A long-awaited facet of the ongoing truck driver shortage may now be starting to form, if a recent survey’s data is correct: a wave of retirements is building that will speed up the depletion of industry’s professional driver corps.
In the 2017 Annual Employment Screening Benchmark survey – a poll of 4,000 human resources, recruiting, security, and management professionals in the transportation space conducted yearly by background check and drug and health screening firm HireRight – truck driver retirement rates jumped to 33% last year, up from 22% in 2014.
I talked to Steven Spencer, managing director of transportation at HireRight, about that spike and he told me this is the inevitable conclusion to the “greying” of the truck driver population.
“Drivers that used to leave one [trucking] company to join another one are now just leaving the industry completely; they are leaving for retirement,” he told me.
He pointed to HireRight’s finding through its poll that there’s been a 6% increase in the number of both wellness education/workshops offered and weight loss contests/programs being deployed by transportation firms.
“There are two ‘silos’ to this trend if you will,” Spencer explained. “First, if you have a good driver, helping them stay healthy and fit will keep them working longer. But, second, such programs are appealing to younger hires. Emphasizing a ‘positive lifestyle’ helps attract younger talent.”
When asked why truck drivers left their current employers, those polled by HireRight gave these answers:
- To make more money (47%)
- To spend more time at home (42%)
- For better benefits (27%)
- Because of health issues (21%)
As a result, transportation firms are engaging in several efforts to address those issues:
- First off, finding employees (68% of respondents) and retaining employees (68% as well) top the list of planned investments by transportation companies this year.
- To make recruitment and retention strategies more successful, transportation companies are using focused “new-hire engagement” tactics to avoid the “hire and retire” syndrome, with longer orientation and training periods being used by more than a third (35%) of survey respondents.
- That also includes developing more effective employee training programs (33%) and improving the candidate’s experience from application through onboarding (30%).
- Of course increasing pay remains a major factor, cited by 50% of the poll’s respondents.
- Added to that is the growing use of performance-based bonuses (41%) to improve retention
- Also, some 55% of the survey respondents said they are also deploying more “non-monetary” retention tactics such as driver appreciation events.
- Finally, 36% are instituting more flexible work arrangements; probably an endeavor most likely tied to the home-time issue.
On a separate track, HireRight noticed another series of trends developing around efforts to recruit “the next generation of drivers” into the industry, especially in terms of how they are reshaping their communication and marketing efforts:
- Firms said they are moving away from traditional recruitment tactics like online job boards, down 10% from 2016, as well as via outreach through print media and trade publications, down 6% from last year.

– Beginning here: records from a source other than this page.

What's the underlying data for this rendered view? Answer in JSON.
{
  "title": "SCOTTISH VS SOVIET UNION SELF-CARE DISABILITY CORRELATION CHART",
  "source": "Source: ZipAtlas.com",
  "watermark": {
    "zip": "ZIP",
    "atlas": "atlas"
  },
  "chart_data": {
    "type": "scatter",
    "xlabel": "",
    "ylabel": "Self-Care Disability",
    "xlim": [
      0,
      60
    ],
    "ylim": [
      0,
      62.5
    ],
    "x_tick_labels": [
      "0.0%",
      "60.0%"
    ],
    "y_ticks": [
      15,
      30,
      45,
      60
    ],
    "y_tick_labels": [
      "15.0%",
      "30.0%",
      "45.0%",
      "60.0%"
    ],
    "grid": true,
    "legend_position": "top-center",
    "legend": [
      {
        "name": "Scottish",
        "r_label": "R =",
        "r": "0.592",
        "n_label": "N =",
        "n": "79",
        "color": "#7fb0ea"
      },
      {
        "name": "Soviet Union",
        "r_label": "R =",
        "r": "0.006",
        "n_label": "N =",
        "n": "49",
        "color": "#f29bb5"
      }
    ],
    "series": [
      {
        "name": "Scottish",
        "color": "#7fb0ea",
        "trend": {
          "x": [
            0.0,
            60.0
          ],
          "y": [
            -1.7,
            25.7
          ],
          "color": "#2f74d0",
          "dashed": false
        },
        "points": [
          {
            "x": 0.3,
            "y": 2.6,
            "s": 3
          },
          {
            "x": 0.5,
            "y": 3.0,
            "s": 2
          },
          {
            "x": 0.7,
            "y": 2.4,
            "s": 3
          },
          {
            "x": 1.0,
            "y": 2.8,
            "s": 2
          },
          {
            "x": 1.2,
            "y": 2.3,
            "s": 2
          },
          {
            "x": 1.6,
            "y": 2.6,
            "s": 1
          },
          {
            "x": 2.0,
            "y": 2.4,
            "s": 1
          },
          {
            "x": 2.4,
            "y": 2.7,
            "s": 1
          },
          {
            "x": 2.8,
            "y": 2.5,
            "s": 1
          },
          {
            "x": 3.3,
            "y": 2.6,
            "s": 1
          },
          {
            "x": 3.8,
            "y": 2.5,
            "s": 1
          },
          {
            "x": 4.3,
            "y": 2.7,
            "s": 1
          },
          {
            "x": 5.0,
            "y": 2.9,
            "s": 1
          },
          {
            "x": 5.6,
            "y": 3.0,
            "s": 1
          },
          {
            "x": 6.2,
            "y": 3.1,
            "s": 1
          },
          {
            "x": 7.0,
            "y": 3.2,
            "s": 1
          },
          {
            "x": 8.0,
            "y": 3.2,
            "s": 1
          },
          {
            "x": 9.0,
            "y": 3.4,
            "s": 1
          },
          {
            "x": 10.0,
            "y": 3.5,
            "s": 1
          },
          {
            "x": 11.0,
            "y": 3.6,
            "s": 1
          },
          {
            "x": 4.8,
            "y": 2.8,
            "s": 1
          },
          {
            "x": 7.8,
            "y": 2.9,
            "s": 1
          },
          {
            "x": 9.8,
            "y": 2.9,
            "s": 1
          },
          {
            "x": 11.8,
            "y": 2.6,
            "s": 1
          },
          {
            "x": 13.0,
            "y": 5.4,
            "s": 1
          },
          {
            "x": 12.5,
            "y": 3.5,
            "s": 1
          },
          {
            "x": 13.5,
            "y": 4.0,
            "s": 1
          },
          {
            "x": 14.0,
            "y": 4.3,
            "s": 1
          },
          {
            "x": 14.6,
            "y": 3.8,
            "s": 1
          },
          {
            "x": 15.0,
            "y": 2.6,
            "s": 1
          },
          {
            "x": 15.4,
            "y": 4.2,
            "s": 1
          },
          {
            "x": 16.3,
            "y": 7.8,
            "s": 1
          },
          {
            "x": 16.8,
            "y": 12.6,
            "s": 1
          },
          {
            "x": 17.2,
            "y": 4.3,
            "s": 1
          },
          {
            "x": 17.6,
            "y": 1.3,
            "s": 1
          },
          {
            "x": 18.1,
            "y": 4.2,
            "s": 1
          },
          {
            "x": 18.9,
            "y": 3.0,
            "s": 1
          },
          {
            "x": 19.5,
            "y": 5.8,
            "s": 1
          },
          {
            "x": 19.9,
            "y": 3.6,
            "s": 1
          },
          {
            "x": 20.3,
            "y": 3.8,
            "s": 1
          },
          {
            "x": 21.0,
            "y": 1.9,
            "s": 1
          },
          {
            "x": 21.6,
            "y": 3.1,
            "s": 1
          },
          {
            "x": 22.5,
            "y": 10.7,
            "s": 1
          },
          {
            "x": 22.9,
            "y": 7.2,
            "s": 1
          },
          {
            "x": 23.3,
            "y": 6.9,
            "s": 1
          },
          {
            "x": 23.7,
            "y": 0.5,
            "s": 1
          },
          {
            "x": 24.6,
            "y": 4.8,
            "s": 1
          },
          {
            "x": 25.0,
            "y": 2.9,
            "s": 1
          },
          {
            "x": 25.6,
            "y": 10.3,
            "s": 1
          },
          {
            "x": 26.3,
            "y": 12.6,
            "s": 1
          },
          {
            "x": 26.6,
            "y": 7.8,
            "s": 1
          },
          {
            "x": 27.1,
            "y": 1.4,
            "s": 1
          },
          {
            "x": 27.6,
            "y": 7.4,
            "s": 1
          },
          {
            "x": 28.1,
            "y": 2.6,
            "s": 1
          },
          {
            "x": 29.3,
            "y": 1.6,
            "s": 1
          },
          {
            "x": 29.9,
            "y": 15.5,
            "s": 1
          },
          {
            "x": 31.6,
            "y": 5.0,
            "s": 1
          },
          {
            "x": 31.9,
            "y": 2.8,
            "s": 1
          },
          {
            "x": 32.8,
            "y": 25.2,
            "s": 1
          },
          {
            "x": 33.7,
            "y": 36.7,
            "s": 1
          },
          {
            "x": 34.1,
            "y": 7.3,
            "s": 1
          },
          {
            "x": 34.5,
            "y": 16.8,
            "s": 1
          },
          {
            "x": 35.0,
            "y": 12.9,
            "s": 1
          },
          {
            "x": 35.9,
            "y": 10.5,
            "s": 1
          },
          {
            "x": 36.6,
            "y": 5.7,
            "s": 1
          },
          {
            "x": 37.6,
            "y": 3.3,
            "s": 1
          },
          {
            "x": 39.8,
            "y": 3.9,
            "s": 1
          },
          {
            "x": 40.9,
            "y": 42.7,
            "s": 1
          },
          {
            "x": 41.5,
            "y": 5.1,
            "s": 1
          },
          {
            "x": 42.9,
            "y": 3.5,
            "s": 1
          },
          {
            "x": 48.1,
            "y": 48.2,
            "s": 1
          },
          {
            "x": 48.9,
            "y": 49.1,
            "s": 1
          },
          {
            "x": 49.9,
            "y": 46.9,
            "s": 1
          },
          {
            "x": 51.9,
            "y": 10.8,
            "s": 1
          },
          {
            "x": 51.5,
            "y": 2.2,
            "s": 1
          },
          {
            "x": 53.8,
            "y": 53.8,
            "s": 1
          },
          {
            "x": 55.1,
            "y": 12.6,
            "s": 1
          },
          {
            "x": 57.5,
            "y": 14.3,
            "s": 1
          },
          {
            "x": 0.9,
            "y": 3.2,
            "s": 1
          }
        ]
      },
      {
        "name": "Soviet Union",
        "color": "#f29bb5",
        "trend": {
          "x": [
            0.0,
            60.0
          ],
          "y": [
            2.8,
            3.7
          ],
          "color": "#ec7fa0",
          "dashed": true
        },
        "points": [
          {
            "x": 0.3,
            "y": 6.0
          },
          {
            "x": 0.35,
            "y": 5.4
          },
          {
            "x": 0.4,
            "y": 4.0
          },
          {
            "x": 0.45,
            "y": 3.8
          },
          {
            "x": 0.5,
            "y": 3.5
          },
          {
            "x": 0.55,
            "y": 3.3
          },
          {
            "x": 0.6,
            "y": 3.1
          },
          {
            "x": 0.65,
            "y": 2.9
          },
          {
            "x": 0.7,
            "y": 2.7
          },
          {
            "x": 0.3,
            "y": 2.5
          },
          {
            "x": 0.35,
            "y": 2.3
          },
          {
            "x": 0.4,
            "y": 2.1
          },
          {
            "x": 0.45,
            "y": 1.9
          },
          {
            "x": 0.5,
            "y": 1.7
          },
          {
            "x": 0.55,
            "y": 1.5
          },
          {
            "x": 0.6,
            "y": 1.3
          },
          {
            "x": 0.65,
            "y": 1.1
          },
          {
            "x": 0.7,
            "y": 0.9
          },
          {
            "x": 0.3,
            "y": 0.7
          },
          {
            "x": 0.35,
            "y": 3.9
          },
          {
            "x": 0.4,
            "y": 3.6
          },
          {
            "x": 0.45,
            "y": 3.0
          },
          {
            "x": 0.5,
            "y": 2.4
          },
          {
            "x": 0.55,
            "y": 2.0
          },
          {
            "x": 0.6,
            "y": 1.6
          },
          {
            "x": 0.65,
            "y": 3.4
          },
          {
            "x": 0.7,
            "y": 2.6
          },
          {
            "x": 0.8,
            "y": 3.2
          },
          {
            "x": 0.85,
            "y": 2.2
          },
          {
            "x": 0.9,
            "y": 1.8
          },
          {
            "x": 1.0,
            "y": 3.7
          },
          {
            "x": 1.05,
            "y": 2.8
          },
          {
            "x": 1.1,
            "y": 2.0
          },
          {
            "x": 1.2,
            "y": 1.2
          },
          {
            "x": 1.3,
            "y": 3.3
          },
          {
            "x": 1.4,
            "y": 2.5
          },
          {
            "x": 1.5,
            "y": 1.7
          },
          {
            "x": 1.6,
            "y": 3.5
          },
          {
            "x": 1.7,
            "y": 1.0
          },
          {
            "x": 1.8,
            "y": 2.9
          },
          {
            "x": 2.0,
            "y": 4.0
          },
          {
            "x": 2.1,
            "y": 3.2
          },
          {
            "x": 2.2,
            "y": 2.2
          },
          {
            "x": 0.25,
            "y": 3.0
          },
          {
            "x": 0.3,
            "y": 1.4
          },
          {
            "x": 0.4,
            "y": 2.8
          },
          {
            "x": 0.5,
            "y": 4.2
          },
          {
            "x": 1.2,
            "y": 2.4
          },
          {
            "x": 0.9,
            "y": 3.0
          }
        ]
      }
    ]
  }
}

- However, they are increasing the use of social networking, up 13% from last year, with 63% of large organizations (500 or more employees) engaging in social media recruitment.
- Finally, the most common strategies for improving the candidate experience include increasing follow-up communication with candidates (61%) and using a mobile-friendly application and screening process (40%).
“We’re seeing growing use of Instagram and Snapchat as part of the effort to connect with the younger generation,” Spencer told me. “We’re seeing real change in how companies reach out to connect with younger recruitments.”
Change that’s definitely needed as more and more of the industry’s stalwarts begin to hang up the keys for the last time.